Снова и снова размышлял он над бытием богов. И всё глубже и глубже проникала в него мысль об их земном происхождении. Оказывается, жрецам было проще всего объяснить непознанное вмешательством Вседержителя, Всемогущего и Всесущего. Он снова вспомнил изречение одного из столпов христианства, именем Тертуллиан: «Верую, хоть и абсурдно!»
Абсурдно думать, будто иконописный Бог вдруг сойдёт со своего изображения и станет творить чудеса. Абсурдно ждать от него слова, а тем более пророчества. Бог, разумеется, нужен. Он нужен прежде всего его слушателям. Он нужен отчаявшимся людям, у которых не осталось другого прибежища. Он нужен светской власти, дабы держать в узде подданных своих. Он нужен для того, чтобы держать людей в страхе. В страхе Божием!
Павел устал от этих размышлений. Они то и дело затопляли.
Помощь могла прийти только с земли. Её могли принести только человеческие руки. Шеин и Гордон. Павел повторял слова своего духовного отца: да приидет одоление над супостатом!
— Да приидет одоление над супостатом! Да приидет... — Он повторял и повторял эти слова, втайне надеясь, что у них есть достойные исполнители.
Они были. Медленно двигалось воинство к Воскресенскому монастырю, где, по одним сведениям, стояли, а по другим — окопались мятежные стрельцы, четыре полка, из коих уж бежали самые благоразумные либо самые трусливые.
Воскресенский монастырь был избран стрельцами неспроста. Это было детище мятежного же патриарха Никона, его Новый Иерусалим. Мощны его стены, не пробить их ни ядром, ни тараном, укроют они многотысячное войско бунтовщиков. Да и бунтовщики ли они, если разобраться по справедливости? На Москве у них семьи — жёны и детки малые, престарелые родители, с ними они более года не видались. На Москве был у них и прокорм достойный. А ныне они страждут в холоде либо в жаре несусветной да в голоде. Доколе будут держать их в нелюбимой стороне, вдалеке от родного дома?! Нету мочи терпеть! — вопили они, вопили — стенали, однако ещё не помышляя о бунте. Бунт явился тогда, когда Ромодановский стал приневоливать их. Просились они в Москву хоть ненадолго, повидать своих детишек, переспать с жёнами, наконец. На что им естество дано? Сколь можно жить без бабы? Это бояре должны понимать!
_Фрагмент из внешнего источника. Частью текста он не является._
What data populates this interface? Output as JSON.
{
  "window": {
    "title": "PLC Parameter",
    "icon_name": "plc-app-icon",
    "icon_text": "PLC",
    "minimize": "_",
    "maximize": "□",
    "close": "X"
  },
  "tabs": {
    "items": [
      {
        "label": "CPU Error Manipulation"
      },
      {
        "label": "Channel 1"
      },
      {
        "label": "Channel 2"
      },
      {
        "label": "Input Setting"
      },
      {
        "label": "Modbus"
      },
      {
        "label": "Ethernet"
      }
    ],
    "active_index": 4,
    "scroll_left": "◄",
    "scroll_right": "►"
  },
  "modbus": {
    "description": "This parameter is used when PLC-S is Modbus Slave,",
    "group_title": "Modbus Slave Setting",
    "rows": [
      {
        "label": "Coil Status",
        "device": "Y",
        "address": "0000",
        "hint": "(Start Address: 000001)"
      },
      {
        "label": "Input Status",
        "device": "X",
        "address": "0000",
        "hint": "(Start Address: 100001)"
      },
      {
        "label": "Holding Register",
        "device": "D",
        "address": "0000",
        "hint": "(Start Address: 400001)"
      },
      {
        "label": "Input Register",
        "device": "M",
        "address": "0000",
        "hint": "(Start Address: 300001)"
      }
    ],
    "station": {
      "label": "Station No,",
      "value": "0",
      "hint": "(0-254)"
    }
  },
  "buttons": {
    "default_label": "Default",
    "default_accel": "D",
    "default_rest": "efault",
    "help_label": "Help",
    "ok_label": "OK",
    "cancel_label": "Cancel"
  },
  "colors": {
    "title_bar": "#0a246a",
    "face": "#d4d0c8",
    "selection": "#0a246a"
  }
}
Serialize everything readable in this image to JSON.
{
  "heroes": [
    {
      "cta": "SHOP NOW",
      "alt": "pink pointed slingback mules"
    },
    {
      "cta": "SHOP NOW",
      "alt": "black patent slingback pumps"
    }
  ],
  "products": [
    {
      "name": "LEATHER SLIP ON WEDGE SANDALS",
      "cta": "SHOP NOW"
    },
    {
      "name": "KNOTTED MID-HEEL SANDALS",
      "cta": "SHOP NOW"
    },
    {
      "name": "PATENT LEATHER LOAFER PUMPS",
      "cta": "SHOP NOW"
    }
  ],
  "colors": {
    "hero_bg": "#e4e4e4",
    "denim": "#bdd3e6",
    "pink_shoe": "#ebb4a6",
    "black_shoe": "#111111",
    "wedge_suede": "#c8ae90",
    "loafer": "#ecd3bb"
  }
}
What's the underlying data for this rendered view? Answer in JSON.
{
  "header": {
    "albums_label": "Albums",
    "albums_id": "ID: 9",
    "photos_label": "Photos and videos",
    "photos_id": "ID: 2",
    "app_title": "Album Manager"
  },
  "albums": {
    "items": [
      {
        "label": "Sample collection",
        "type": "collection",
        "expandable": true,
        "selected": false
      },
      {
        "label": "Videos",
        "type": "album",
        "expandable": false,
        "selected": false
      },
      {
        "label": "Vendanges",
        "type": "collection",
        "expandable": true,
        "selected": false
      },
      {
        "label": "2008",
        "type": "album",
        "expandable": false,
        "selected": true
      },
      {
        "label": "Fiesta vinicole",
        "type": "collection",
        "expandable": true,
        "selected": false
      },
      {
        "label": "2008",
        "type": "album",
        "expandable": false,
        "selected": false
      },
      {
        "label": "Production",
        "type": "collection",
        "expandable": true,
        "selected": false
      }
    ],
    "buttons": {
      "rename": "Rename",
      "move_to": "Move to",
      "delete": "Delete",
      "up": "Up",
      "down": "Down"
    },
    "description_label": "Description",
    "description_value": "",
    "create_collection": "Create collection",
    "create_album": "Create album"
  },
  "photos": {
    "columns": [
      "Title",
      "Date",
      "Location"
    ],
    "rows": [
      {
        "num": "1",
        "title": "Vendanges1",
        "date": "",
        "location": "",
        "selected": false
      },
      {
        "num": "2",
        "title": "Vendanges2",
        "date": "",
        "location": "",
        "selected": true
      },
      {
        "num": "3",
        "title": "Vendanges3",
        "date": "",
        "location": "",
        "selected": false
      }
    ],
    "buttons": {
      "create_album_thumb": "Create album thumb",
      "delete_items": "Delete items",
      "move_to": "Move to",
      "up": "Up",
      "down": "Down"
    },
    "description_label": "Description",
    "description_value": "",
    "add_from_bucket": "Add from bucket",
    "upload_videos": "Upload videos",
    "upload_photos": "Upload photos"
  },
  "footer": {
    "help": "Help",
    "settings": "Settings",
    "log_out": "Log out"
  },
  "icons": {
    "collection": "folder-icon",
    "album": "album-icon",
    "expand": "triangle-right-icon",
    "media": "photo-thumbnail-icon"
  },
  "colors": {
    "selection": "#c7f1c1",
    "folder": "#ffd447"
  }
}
Бояре, однако, знать ничего не хотели. Не хотели мирволить стрельцам. Войско они или не войско? Должен быть для них устав? Войско обязано беспрекословно повиноваться своим начальным людям.
Сколь можно?! Сколь можно терпеть гнёт боярский? Гнёт иноземца поганого Францка Лефорта?!
Взгромоздился на бочку Артёмка Маслов, вынул из обшлага бумагу, потряс ею. Близ него сгрудились свои — сотня.
— Чти, Артёмка! — стали кричать: раз бумага, стало быть, в ней нечто важное. Бумаги без важности не бывает.
— Во, благодетельница наша царевна Софья Алексеевна, из затвора своего отписала нам. Была она правительницей — мы и горя не знали. Государством правила мудро, иноземцев не жаловала, а жаловала нас, стрельцов. И князь Василий Васильевич Голицын был к нам благосклонен.
— Ведомо нам, ты чти, чти! — вскрикнули из толпы.